A few days ago when walking across campus I remembered Rome. This happens from time to time. In this case I thought particularly of the Campo de’ Fiori — the Field of Flowers — which in turn made me reflect that the word campus is just Latin for “field”. I had not noticed that before. I mentioned as much to my wife, and she remarked that the words company and companion were perhaps also related, and considering that each has a vaguely military connection she speculated that campus might have originally meant something like “field of battle”. Not to be left out, our daughter interjected with “Gaa!” At that, I gave thanks for them both, and I resolved to look into the matter further when I had access to a good dictionary.
Once home I hauled out the OED, cracked it open, and blew the dust from the musty, time-worn pages. Sure enough, campus means “field”. Interestingly, the word’s first recorded use was as late as 1774, when it was used to describe the grounds of Princeton University. “Having made a fire in the Campus, we there burnt near a dozen pounds [of tea].” (From the beginning, it seems, the university campus was a place of wild debauchery.)
It is probably not surprising to learn that campaign is a related word, which we have borrowed from French, where it also meant “field” or “countryside”. Its military sense derives from the fact that armies used to “take the field” for training and operations. Its political sense intimates that those seeking political office should be “put out to pasture”.
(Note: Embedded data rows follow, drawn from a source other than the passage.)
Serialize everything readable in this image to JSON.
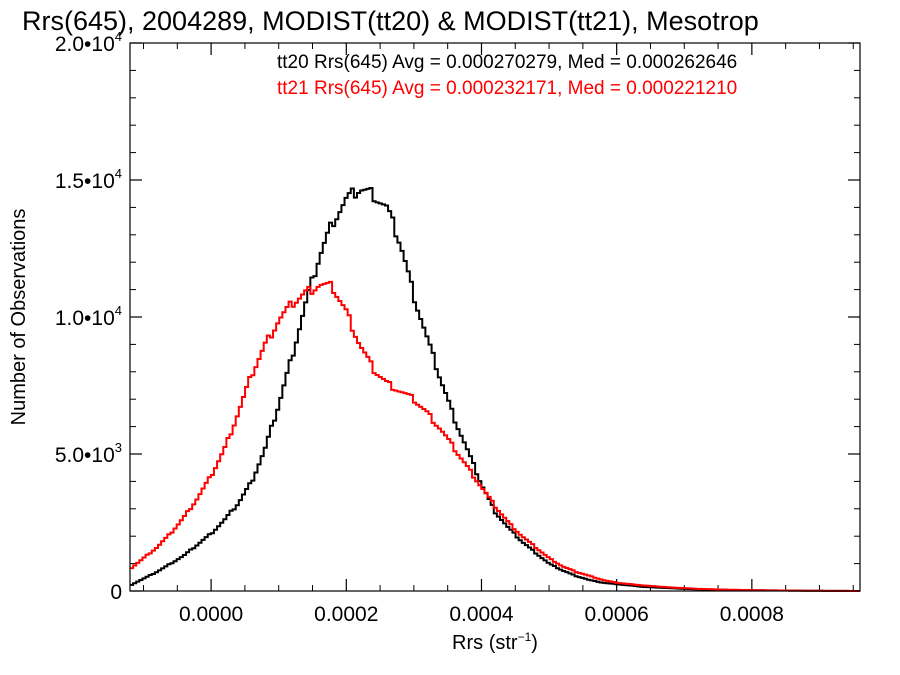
{
  "chart_data": {
    "type": "line",
    "title": "Rrs(645), 2004289, MODIST(tt20) & MODIST(tt21), Mesotrop",
    "xlabel": "Rrs (str",
    "xlabel_sup": "−1",
    "xlabel_close": ")",
    "ylabel": "Number of Observations",
    "xlim": [
      -0.00012,
      0.00096
    ],
    "ylim": [
      0,
      20000
    ],
    "x_ticks": [
      {
        "value": 0.0,
        "label": "0.0000"
      },
      {
        "value": 0.0002,
        "label": "0.0002"
      },
      {
        "value": 0.0004,
        "label": "0.0004"
      },
      {
        "value": 0.0006,
        "label": "0.0006"
      },
      {
        "value": 0.0008,
        "label": "0.0008"
      }
    ],
    "y_ticks": [
      {
        "value": 0,
        "mantissa": "0",
        "exponent": ""
      },
      {
        "value": 5000,
        "mantissa": "5.0•10",
        "exponent": "3"
      },
      {
        "value": 10000,
        "mantissa": "1.0•10",
        "exponent": "4"
      },
      {
        "value": 15000,
        "mantissa": "1.5•10",
        "exponent": "4"
      },
      {
        "value": 20000,
        "mantissa": "2.0•10",
        "exponent": "4"
      }
    ],
    "annotations": [
      {
        "text": "tt20 Rrs(645) Avg = 0.000270279, Med = 0.000262646",
        "color": "#000000"
      },
      {
        "text": "tt21 Rrs(645) Avg = 0.000232171, Med = 0.000221210",
        "color": "#ff0000"
      }
    ],
    "series": [
      {
        "color": "#000000",
        "x": [
          -0.00012,
          -0.0001,
          -8e-05,
          -6e-05,
          -4e-05,
          -2e-05,
          0.0,
          2e-05,
          4e-05,
          6e-05,
          8e-05,
          0.0001,
          0.00012,
          0.00014,
          0.00016,
          0.00018,
          0.0002,
          0.00022,
          0.00024,
          0.00026,
          0.00028,
          0.0003,
          0.00032,
          0.00034,
          0.00036,
          0.00038,
          0.0004,
          0.00042,
          0.00044,
          0.00046,
          0.00048,
          0.0005,
          0.00052,
          0.00054,
          0.00056,
          0.00058,
          0.0006,
          0.00064,
          0.00068,
          0.00072,
          0.00076,
          0.0008,
          0.00084,
          0.00088,
          0.00092,
          0.00096
        ],
        "y": [
          200,
          450,
          700,
          1000,
          1300,
          1700,
          2100,
          2600,
          3200,
          4000,
          5200,
          6800,
          8600,
          10500,
          12200,
          13500,
          14300,
          14700,
          14500,
          14000,
          12700,
          10800,
          9200,
          7700,
          6300,
          5100,
          3900,
          2900,
          2300,
          1800,
          1400,
          1000,
          750,
          550,
          400,
          300,
          250,
          150,
          100,
          60,
          40,
          30,
          20,
          10,
          5,
          0
        ]
      },
      {
        "color": "#ff0000",
        "x": [
          -0.00012,
          -0.0001,
          -8e-05,
          -6e-05,
          -4e-05,
          -2e-05,
          0.0,
          2e-05,
          4e-05,
          6e-05,
          8e-05,
          0.0001,
          0.00012,
          0.00014,
          0.00016,
          0.00018,
          0.0002,
          0.00022,
          0.00024,
          0.00026,
          0.00028,
          0.0003,
          0.00032,
          0.00034,
          0.00036,
          0.00038,
          0.0004,
          0.00042,
          0.00044,
          0.00046,
          0.00048,
          0.0005,
          0.00052,
          0.00054,
          0.00056,
          0.00058,
          0.0006,
          0.00064,
          0.00068,
          0.00072,
          0.00076,
          0.0008,
          0.00084,
          0.00088,
          0.00092,
          0.00096
        ],
        "y": [
          800,
          1200,
          1600,
          2100,
          2700,
          3400,
          4200,
          5200,
          6500,
          7900,
          9000,
          9900,
          10500,
          10900,
          11200,
          11100,
          10200,
          9000,
          8100,
          7600,
          7300,
          7000,
          6500,
          5900,
          5200,
          4500,
          3800,
          3100,
          2500,
          2000,
          1600,
          1200,
          900,
          700,
          550,
          400,
          300,
          200,
          130,
          80,
          50,
          30,
          20,
          10,
          5,
          0
        ]
      }
    ]
  }
}
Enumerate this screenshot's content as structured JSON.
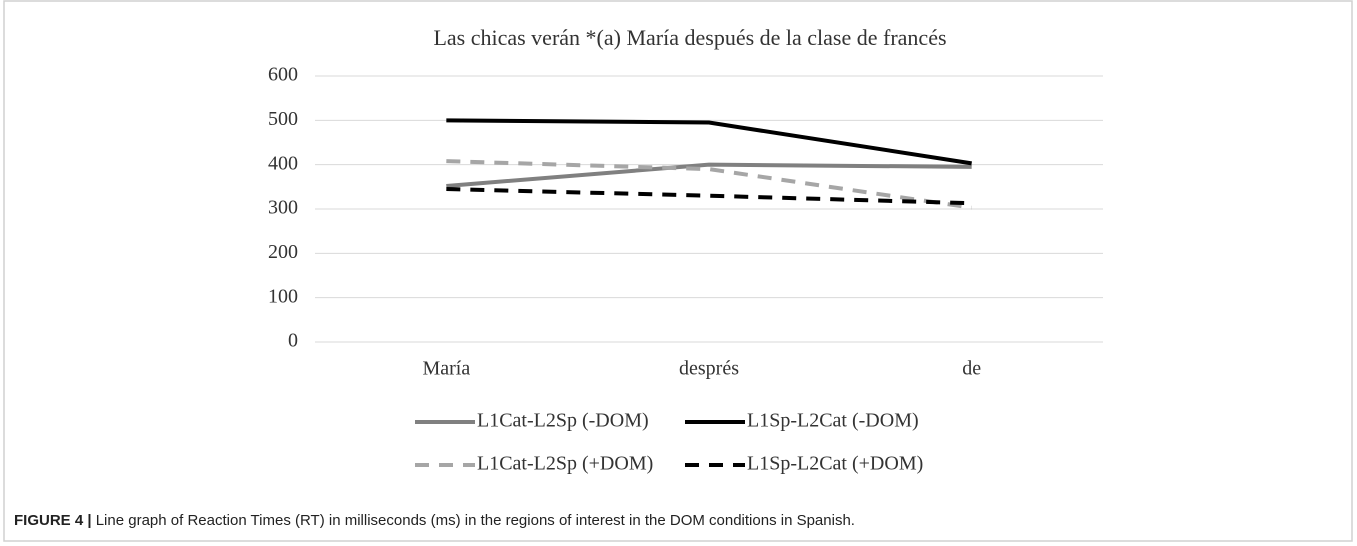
{
  "chart_data": {
    "type": "line",
    "title": "Las chicas verán *(a) María después de la clase de francés",
    "categories": [
      "María",
      "després",
      "de"
    ],
    "series": [
      {
        "name": "L1Cat-L2Sp (-DOM)",
        "color": "#808080",
        "line_style": "solid",
        "values": [
          352,
          400,
          395
        ]
      },
      {
        "name": "L1Sp-L2Cat (-DOM)",
        "color": "#000000",
        "line_style": "solid",
        "values": [
          500,
          495,
          403
        ]
      },
      {
        "name": "L1Cat-L2Sp (+DOM)",
        "color": "#a6a6a6",
        "line_style": "dashed",
        "values": [
          408,
          390,
          303
        ]
      },
      {
        "name": "L1Sp-L2Cat (+DOM)",
        "color": "#000000",
        "line_style": "dashed",
        "values": [
          345,
          330,
          313
        ]
      }
    ],
    "ylim": [
      0,
      600
    ],
    "yticks": [
      0,
      100,
      200,
      300,
      400,
      500,
      600
    ],
    "grid": true,
    "legend": "bottom"
  },
  "caption": {
    "label": "FIGURE 4 |",
    "text": "Line graph of Reaction Times (RT) in milliseconds (ms) in the regions of interest in the DOM conditions in Spanish."
  }
}
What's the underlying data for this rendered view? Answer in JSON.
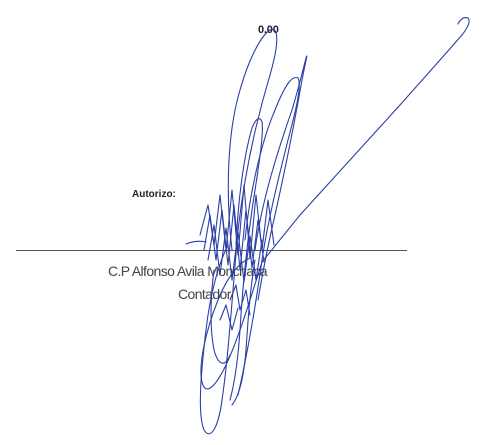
{
  "document": {
    "amount": "0.00",
    "authorization_label": "Autorizo:",
    "signer_name": "C.P Alfonso Avila Monchaca",
    "signer_role": "Contador"
  },
  "signature": {
    "ink_color": "#2b3fa6"
  }
}
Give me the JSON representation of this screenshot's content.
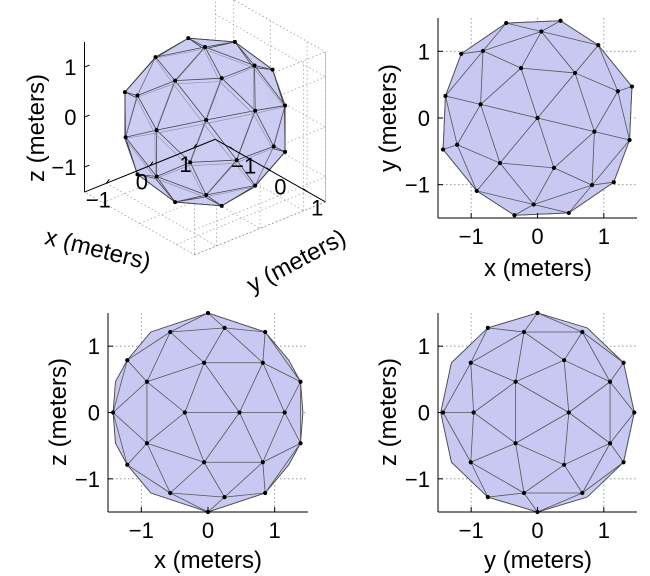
{
  "chart_data": [
    {
      "type": "mesh3d",
      "view": "isometric",
      "xlabel": "x (meters)",
      "ylabel": "y (meters)",
      "zlabel": "z (meters)",
      "xticks": [
        "−1",
        "0",
        "1"
      ],
      "yticks": [
        "−1",
        "0",
        "1"
      ],
      "zticks": [
        "−1",
        "0",
        "1"
      ],
      "xlim": [
        -1.5,
        1.5
      ],
      "ylim": [
        -1.5,
        1.5
      ],
      "zlim": [
        -1.5,
        1.5
      ],
      "grid": true,
      "radius": 1.5,
      "colors": {
        "face": "#c8c8f2",
        "edge": "#555555",
        "vertex": "#000000"
      }
    },
    {
      "type": "mesh2d",
      "view": "top",
      "xlabel": "x (meters)",
      "ylabel": "y (meters)",
      "xticks": [
        "−1",
        "0",
        "1"
      ],
      "yticks": [
        "−1",
        "0",
        "1"
      ],
      "xlim": [
        -1.5,
        1.5
      ],
      "ylim": [
        -1.5,
        1.5
      ],
      "grid": true,
      "radius": 1.5
    },
    {
      "type": "mesh2d",
      "view": "front",
      "xlabel": "x (meters)",
      "ylabel": "z (meters)",
      "xticks": [
        "−1",
        "0",
        "1"
      ],
      "yticks": [
        "−1",
        "0",
        "1"
      ],
      "xlim": [
        -1.5,
        1.5
      ],
      "ylim": [
        -1.5,
        1.5
      ],
      "grid": true,
      "radius": 1.5
    },
    {
      "type": "mesh2d",
      "view": "side",
      "xlabel": "y (meters)",
      "ylabel": "z (meters)",
      "xticks": [
        "−1",
        "0",
        "1"
      ],
      "yticks": [
        "−1",
        "0",
        "1"
      ],
      "xlim": [
        -1.5,
        1.5
      ],
      "ylim": [
        -1.5,
        1.5
      ],
      "grid": true,
      "radius": 1.5
    }
  ]
}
The word company, however, appears to have a separate etymology. Both it and companion come from Latin (com-panis) via Old French (compaignon), meaning someone with whom (com-) one shares bread (panis).
You are probably thinking that campanology, campaniliform, and similar words must also be related. However, these are derived from the Latin campana (bell), and I have been unable to discover a connection with our word of the day.